Recently we worked on several projects where we used large sets of tabular data from various enterprise data sources and built predictive machine learning models to answer key business questions. 

Some of these projects included classification tasks and we used several methods to analyze the performance of our models.

In this series, we highlight some of these methods and try to explain our process in simple terms. For this first article we will cover the confusion matrix and in what ways we use it.

What is its use?

The confusion matrix is a compact way to visualize the results of a model in a classification task. Let’s say, we have built a model that predicts if a customer is going to buy a product based on input variables or features.

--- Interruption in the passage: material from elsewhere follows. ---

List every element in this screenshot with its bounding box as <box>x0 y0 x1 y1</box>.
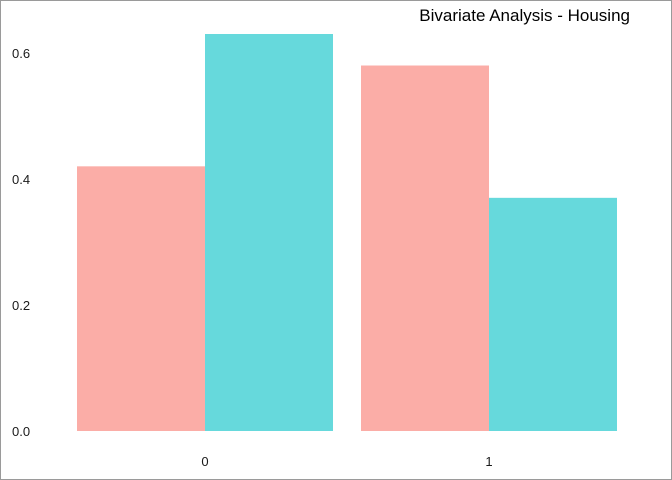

For this task, the model predicts one of two classes “yes” or “no”. From there we check to see how well our model has performed.

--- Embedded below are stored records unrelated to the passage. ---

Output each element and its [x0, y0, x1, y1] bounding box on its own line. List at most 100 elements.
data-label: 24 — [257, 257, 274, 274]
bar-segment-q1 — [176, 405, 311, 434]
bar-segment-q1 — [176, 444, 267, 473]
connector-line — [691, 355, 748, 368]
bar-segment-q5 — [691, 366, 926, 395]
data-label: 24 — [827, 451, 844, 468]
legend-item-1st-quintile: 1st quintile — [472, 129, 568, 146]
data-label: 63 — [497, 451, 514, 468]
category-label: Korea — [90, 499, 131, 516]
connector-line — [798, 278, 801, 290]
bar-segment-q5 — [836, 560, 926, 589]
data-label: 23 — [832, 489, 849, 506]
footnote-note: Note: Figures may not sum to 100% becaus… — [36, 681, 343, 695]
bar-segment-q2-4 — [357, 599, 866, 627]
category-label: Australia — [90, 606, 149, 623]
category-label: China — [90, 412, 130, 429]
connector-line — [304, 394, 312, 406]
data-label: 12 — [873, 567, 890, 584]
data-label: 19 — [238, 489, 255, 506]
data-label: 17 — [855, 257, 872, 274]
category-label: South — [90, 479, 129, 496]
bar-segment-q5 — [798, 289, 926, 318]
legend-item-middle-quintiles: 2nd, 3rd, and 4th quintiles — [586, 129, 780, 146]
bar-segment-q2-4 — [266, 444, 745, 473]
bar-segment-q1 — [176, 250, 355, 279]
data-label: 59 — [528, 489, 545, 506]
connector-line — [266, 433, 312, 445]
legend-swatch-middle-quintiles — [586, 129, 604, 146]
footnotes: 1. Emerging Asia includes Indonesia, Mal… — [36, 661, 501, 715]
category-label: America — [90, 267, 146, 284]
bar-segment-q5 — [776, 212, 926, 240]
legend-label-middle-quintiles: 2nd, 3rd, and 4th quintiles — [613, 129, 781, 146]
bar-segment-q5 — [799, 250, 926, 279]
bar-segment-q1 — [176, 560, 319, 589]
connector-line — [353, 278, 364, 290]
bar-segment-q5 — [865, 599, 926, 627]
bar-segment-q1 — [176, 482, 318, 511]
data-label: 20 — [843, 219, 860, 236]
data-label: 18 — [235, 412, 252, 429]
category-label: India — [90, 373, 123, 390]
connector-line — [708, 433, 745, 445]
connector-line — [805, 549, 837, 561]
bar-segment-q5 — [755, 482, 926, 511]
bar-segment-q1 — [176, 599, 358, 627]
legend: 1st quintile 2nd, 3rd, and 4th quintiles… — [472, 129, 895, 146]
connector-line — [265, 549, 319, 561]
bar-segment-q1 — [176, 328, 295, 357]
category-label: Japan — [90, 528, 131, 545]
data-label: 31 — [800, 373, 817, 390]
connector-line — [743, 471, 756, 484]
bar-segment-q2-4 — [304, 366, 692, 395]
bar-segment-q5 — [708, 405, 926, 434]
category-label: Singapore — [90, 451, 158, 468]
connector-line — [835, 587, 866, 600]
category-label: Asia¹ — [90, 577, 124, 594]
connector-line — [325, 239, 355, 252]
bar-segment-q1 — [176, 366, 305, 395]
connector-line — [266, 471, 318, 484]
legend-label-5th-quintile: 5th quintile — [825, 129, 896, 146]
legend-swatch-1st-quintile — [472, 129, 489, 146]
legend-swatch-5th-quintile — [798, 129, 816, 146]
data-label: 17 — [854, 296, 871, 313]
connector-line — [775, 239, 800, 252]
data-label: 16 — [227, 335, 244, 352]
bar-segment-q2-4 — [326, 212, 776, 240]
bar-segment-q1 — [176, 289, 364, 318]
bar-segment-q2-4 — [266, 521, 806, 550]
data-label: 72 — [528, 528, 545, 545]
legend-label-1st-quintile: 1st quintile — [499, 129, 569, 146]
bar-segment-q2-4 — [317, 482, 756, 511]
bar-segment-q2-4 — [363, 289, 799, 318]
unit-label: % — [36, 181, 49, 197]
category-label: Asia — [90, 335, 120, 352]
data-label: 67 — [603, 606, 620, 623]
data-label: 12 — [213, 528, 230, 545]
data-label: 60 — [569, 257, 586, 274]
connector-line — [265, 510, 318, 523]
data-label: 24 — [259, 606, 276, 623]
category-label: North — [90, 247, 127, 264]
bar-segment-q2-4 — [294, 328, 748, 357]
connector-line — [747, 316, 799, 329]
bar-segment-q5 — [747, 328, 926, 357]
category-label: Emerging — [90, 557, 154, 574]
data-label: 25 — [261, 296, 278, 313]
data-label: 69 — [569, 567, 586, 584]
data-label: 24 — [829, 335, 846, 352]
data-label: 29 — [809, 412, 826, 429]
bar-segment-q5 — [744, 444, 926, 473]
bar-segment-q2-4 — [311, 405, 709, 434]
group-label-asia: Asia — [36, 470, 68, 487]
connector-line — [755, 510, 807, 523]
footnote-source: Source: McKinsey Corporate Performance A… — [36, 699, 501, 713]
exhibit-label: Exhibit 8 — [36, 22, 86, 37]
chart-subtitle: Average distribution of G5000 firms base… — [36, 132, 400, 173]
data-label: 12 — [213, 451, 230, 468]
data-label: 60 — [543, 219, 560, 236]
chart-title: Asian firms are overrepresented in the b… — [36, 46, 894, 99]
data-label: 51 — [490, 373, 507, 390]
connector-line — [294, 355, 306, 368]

To do this, we run our model on data previously unseen by the model and where an established ground of truth within the classes of that data is known. We can then compare the predictions of the model to the ground truths. 

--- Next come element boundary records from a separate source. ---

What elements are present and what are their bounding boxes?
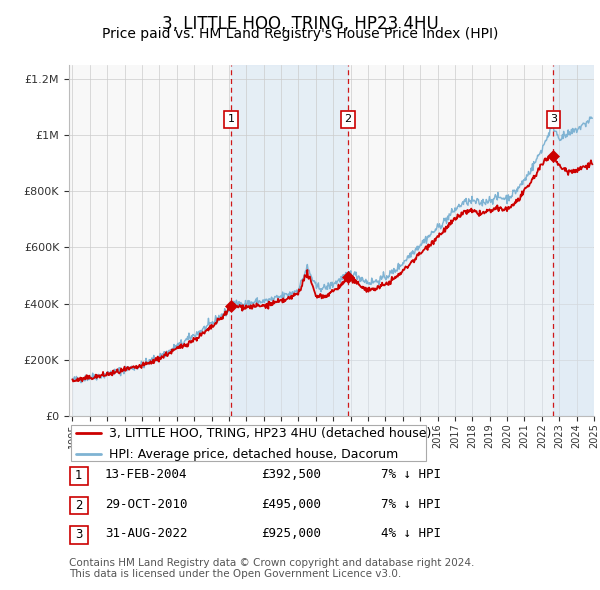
Bar bbox=[231, 65, 347, 416]
Text: Contains HM Land Registry data © Crown copyright and database right 2024.: Contains HM Land Registry data © Crown c… bbox=[69, 558, 475, 568]
Text: £925,000: £925,000 bbox=[261, 527, 321, 540]
Text: 31-AUG-2022: 31-AUG-2022 bbox=[105, 527, 187, 540]
Text: This data is licensed under the Open Government Licence v3.0.: This data is licensed under the Open Gov… bbox=[69, 569, 401, 579]
Text: 2: 2 bbox=[75, 499, 83, 512]
FancyBboxPatch shape bbox=[70, 526, 88, 543]
Text: 3: 3 bbox=[75, 528, 83, 542]
Text: 13-FEB-2004: 13-FEB-2004 bbox=[105, 468, 187, 481]
Text: HPI: Average price, detached house, Dacorum: HPI: Average price, detached house, Daco… bbox=[109, 448, 398, 461]
Text: £392,500: £392,500 bbox=[261, 468, 321, 481]
Text: 3, LITTLE HOO, TRING, HP23 4HU: 3, LITTLE HOO, TRING, HP23 4HU bbox=[161, 15, 439, 33]
Text: 7% ↓ HPI: 7% ↓ HPI bbox=[381, 498, 441, 511]
Text: 4% ↓ HPI: 4% ↓ HPI bbox=[381, 527, 441, 540]
Bar bbox=[553, 65, 594, 416]
Text: 29-OCT-2010: 29-OCT-2010 bbox=[105, 498, 187, 511]
Text: £495,000: £495,000 bbox=[261, 498, 321, 511]
Text: Price paid vs. HM Land Registry's House Price Index (HPI): Price paid vs. HM Land Registry's House … bbox=[102, 27, 498, 41]
FancyBboxPatch shape bbox=[70, 497, 88, 514]
Text: 2: 2 bbox=[344, 114, 351, 124]
FancyBboxPatch shape bbox=[70, 467, 88, 484]
FancyBboxPatch shape bbox=[71, 425, 427, 461]
Text: 1: 1 bbox=[75, 469, 83, 483]
Text: 7% ↓ HPI: 7% ↓ HPI bbox=[381, 468, 441, 481]
Text: 1: 1 bbox=[227, 114, 235, 124]
Text: 3: 3 bbox=[550, 114, 557, 124]
Text: 3, LITTLE HOO, TRING, HP23 4HU (detached house): 3, LITTLE HOO, TRING, HP23 4HU (detached… bbox=[109, 427, 431, 440]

At this stage, the most obvious question we can ask is how many of our predictions are correct. This answer can be found by running a report metric called accuracy. 

Using Accuracy 

Reporting accuracy may be enough when the number of data points with the class “yes” and a number of data points with the class “no” are about the same (meaning the dataset is balanced). 

However, when the number of data points with class “yes” and the number of data points with class “no” are not the same (meaning the dataset is imbalanced) the accuracy report alone does not tell the whole story. This is where a confusion matrix comes in handy. 

Confusion Matrix in Action 

For example, consider we have a dataset with 20 examples of which 15 are in the class “yes” (75% of the data) and 5 are in the class “no” (25% of the data).  

For this dataset, we use a classifier that predicts “yes” 14 times and “no” 6 times. 

Out of these 14 “yes” predictions, 10 are actually of class “yes” and the rest 4 are actually of class “no”. For the “no” predictions, 1 is actually of class “no” and the remaining 5 are actually of class “yes”. 

We present all this information in the following confusion matrix: 

On the vertical line, we put the true labels and, on the horizontal we put the predicted labels. In this scheme, the numbers in the diagonal show the correct predictions. 

Therefore, larger numbers in the diagonal indicate good performance of the model. 

Calculating Additional Metrics

From this matrix, we can calculate several other metrics. Some of the most commonly used are: accuracy, precision, recall and the F1 score. Accuracy tells us what fraction of the model’s predictions are correct.  

When looking at precision with respect to the class “yes”, we are able to see what fraction of our predictions are actually in the class “yes”. 

Recall, with respect to the class “yes” tells us out of all the “yes” class present, what fraction we predicted correctly. The F1 score is a harmonic mean of these two.